In short, in this study, we have investigated the ambient atmosphere fabrication of perovskite solar cells with a low-cost CuI material with a transfer-printing method, utilizing a low-temperature-processed electron transport layer (SnO2). A variety of ITO/SnO2/perovskite/HTL(spiro-OMeTAD and CuI)/Au devices were fabricated, and champion devices were compared.
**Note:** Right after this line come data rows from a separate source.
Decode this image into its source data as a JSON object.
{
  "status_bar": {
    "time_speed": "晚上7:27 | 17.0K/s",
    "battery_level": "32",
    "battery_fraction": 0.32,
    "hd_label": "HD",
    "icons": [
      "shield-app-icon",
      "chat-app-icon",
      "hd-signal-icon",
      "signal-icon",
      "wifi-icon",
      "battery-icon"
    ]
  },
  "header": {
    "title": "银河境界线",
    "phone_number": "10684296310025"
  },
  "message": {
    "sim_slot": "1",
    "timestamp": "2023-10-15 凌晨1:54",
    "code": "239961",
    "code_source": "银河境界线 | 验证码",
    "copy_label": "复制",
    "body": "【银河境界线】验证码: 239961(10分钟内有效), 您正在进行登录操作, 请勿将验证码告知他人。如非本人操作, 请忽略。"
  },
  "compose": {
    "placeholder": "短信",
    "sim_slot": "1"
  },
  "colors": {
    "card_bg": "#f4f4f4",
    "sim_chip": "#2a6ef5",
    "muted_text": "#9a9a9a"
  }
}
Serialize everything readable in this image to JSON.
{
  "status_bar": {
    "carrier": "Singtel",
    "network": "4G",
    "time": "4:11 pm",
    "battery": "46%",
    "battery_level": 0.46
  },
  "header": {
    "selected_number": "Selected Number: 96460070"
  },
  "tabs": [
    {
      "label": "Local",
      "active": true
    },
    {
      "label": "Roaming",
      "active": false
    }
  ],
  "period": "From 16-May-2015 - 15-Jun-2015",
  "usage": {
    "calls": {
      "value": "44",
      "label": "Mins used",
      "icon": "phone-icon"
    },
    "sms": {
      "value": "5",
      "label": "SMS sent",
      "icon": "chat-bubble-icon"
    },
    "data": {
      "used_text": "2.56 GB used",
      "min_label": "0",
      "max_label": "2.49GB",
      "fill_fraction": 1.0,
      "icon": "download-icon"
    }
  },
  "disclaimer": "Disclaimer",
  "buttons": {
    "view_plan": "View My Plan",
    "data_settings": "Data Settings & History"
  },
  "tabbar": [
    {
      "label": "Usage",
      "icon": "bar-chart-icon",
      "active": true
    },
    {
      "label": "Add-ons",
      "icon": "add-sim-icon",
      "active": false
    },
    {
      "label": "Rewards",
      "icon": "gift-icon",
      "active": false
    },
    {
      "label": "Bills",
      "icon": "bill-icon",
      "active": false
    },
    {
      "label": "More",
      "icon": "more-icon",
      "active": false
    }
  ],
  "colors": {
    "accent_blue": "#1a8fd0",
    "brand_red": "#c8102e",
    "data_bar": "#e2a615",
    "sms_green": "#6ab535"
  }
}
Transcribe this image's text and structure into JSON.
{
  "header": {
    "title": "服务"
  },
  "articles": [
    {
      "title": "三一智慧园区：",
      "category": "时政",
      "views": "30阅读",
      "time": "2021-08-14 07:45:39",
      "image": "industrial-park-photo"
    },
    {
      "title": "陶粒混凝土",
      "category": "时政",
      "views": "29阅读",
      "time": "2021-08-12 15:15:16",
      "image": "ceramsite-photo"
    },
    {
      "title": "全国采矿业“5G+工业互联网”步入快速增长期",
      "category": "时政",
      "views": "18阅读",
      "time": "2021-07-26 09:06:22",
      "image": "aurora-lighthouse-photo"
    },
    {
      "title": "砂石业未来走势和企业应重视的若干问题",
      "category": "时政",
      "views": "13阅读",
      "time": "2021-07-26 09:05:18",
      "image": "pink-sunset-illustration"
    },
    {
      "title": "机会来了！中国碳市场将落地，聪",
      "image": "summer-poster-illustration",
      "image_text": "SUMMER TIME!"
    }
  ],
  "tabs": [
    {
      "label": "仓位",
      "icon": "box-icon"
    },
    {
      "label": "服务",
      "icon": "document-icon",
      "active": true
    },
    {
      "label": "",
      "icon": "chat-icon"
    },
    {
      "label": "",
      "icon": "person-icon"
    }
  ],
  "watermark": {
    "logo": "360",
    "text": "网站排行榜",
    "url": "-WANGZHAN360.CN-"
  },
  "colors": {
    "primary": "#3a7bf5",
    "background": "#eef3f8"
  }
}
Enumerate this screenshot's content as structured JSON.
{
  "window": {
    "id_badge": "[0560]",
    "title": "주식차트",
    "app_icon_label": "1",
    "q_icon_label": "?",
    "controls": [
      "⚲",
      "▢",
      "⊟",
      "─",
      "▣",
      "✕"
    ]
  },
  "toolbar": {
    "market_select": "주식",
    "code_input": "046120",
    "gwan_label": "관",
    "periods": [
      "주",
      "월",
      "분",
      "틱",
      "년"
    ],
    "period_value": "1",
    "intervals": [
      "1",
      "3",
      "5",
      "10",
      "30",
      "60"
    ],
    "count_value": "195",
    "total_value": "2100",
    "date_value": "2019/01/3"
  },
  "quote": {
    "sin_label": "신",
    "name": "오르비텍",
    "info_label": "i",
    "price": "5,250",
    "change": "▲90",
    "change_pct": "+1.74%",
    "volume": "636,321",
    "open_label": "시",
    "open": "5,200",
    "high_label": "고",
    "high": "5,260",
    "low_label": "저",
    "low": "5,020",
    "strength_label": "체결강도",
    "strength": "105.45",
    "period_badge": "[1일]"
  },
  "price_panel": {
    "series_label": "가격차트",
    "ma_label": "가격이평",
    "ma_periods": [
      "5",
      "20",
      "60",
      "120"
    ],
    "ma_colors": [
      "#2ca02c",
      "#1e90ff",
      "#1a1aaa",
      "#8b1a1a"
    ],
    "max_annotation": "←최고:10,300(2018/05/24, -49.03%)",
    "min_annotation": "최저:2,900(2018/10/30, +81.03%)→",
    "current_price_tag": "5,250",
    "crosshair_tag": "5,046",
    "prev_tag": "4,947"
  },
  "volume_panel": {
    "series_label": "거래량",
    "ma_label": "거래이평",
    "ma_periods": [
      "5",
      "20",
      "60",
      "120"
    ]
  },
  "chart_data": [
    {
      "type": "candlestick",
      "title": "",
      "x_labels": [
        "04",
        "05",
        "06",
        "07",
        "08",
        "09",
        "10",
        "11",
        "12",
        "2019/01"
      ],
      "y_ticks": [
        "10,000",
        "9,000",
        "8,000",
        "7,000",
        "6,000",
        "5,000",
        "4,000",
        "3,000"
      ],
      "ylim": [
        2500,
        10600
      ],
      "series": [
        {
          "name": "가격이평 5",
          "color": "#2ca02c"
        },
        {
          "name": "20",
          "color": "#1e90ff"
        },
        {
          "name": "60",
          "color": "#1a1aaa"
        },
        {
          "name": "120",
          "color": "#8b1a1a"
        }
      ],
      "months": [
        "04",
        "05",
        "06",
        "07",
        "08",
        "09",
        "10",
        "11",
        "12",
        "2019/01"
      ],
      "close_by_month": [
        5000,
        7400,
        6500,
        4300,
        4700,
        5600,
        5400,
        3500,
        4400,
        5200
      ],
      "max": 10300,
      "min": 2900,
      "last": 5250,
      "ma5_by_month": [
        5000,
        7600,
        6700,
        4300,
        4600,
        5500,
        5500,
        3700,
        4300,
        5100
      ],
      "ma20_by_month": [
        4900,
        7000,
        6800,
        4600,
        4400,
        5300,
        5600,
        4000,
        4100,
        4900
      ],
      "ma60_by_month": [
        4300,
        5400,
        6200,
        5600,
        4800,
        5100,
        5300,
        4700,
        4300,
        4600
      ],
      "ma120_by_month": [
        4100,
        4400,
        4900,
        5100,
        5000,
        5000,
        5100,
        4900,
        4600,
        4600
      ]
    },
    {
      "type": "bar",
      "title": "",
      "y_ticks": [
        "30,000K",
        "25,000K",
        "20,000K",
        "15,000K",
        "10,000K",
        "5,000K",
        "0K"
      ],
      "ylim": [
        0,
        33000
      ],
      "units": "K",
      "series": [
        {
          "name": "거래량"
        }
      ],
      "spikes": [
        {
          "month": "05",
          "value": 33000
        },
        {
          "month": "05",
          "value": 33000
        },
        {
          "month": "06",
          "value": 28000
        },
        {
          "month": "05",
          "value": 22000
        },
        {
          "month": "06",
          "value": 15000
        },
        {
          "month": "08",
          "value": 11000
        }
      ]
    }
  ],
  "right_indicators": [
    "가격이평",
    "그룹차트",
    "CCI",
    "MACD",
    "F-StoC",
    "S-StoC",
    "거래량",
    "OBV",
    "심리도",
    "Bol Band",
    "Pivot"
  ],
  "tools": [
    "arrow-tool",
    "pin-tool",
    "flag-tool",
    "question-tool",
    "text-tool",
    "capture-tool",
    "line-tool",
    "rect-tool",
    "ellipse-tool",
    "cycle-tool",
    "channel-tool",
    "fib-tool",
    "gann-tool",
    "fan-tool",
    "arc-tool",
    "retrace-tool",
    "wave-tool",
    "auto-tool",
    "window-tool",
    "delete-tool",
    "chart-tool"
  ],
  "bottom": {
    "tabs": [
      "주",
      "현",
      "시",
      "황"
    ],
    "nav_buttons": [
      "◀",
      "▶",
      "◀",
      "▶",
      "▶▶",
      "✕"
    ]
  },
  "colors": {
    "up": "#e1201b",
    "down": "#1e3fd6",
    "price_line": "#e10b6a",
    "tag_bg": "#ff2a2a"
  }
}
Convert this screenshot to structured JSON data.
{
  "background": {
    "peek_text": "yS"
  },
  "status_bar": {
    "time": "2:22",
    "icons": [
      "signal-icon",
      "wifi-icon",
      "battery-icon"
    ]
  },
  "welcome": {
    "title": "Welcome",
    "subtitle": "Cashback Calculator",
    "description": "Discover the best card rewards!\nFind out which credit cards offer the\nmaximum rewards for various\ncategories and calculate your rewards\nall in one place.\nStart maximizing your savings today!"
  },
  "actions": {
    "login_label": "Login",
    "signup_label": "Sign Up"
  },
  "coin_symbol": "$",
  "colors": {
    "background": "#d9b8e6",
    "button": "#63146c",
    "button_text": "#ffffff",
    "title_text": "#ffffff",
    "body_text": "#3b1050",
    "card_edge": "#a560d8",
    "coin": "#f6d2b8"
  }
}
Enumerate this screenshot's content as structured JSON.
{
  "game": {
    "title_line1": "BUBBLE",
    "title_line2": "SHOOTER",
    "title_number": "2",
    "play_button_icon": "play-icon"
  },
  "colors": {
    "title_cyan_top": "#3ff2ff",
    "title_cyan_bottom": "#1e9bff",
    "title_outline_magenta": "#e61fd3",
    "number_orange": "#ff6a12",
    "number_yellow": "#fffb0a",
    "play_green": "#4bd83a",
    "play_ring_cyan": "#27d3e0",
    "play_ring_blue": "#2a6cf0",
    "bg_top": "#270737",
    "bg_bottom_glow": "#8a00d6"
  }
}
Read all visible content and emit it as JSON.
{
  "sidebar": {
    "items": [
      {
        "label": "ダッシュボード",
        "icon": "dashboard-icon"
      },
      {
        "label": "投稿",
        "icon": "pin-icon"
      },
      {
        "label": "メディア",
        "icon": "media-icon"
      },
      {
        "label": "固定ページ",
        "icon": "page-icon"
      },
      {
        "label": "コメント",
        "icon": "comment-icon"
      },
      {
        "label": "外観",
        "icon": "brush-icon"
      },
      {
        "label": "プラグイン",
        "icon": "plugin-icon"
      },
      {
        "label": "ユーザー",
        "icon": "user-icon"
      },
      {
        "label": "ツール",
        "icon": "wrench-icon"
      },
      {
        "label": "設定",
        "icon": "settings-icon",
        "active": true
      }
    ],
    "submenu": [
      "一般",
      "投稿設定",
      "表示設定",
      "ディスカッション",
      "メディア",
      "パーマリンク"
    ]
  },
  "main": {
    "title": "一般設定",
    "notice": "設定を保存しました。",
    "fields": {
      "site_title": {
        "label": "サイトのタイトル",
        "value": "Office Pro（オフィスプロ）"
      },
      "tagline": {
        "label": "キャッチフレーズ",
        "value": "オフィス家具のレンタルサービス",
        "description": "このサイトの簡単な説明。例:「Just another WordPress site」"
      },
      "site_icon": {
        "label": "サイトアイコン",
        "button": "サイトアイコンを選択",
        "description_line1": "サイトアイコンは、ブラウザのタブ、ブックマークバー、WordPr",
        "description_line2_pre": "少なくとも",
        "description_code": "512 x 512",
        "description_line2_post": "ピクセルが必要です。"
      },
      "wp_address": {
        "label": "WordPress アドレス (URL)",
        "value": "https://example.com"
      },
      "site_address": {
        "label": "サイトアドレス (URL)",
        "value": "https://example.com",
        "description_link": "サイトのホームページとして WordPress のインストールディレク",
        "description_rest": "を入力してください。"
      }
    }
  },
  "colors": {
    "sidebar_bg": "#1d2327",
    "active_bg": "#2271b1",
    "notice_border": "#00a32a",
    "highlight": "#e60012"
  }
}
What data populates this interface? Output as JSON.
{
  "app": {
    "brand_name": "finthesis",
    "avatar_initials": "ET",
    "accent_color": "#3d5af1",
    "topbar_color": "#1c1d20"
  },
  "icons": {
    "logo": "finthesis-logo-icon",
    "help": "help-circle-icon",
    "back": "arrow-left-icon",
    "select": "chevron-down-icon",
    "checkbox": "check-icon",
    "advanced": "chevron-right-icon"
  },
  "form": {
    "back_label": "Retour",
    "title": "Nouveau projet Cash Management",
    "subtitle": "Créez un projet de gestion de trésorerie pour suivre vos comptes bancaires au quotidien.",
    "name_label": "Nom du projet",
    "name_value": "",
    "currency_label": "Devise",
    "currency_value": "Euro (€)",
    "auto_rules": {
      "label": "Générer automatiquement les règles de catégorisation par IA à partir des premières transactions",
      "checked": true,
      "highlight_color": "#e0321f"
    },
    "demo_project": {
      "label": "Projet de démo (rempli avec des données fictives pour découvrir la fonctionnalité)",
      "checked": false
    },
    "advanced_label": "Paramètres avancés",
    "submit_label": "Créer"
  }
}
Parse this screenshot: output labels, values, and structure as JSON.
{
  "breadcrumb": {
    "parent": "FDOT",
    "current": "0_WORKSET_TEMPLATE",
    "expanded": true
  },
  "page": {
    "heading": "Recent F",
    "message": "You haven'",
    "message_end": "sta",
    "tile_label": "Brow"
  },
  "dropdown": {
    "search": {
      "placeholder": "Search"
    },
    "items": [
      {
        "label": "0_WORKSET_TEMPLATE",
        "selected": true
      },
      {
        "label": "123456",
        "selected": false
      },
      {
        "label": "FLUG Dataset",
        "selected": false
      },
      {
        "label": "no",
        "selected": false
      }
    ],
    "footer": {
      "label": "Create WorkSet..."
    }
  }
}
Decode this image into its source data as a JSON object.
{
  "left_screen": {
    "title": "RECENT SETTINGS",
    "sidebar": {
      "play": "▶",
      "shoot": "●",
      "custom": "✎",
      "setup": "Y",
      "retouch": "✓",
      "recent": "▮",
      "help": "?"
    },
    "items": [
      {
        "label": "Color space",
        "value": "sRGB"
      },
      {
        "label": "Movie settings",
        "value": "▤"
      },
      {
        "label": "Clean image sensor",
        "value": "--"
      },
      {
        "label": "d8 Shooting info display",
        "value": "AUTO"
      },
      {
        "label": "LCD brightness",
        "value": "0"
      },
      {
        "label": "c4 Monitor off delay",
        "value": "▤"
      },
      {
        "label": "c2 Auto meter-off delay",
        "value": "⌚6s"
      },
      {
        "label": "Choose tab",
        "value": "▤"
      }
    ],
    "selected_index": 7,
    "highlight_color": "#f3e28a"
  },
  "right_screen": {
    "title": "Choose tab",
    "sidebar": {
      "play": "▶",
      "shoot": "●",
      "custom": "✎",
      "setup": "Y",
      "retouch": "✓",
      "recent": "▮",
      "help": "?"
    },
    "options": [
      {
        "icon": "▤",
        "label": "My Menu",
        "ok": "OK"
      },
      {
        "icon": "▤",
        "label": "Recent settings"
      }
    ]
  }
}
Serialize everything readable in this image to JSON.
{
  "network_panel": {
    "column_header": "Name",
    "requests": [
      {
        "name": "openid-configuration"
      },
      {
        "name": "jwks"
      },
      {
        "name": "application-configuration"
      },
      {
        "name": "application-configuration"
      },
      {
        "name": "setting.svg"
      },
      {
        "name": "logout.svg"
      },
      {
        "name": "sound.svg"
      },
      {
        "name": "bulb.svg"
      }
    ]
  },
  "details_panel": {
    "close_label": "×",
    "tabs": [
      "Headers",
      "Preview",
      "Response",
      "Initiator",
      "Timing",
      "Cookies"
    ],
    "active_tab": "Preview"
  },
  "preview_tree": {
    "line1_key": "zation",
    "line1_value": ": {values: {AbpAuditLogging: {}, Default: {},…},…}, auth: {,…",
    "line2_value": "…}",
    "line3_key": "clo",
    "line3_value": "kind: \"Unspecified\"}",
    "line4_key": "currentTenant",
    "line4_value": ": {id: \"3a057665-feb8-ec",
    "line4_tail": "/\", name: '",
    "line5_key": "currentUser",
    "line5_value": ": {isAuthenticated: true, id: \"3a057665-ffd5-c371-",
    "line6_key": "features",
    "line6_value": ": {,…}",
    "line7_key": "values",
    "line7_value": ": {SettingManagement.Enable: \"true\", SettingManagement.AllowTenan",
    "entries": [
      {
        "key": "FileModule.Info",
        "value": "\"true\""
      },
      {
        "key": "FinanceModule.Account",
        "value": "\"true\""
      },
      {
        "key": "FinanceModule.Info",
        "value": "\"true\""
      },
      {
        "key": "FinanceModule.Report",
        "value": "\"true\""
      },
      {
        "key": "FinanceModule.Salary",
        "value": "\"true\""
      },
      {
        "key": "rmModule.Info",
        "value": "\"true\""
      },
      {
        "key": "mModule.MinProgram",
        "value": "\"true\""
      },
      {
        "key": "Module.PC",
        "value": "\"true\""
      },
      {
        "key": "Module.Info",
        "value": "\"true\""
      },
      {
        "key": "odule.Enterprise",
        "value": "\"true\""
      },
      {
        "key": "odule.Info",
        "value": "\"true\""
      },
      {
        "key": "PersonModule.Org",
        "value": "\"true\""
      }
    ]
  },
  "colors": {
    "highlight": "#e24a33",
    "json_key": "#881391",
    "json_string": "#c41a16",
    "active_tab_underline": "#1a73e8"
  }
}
Fully ambient-atmosphere-processed perovskite devices with transfer-printed CuI showed a promising efficiency of 8.3%. Indeed, the performance of transfer-printed CuI devices is lower than doped spiro-OMeTAD-based PSCs, but fabricated devices still have comparable efficiency as undoped spiro-OMeTAD. This clearly suggests the possibility of replacing highly expensive and undoped spiro-OMeTAD with transfer-printed CuI HTL.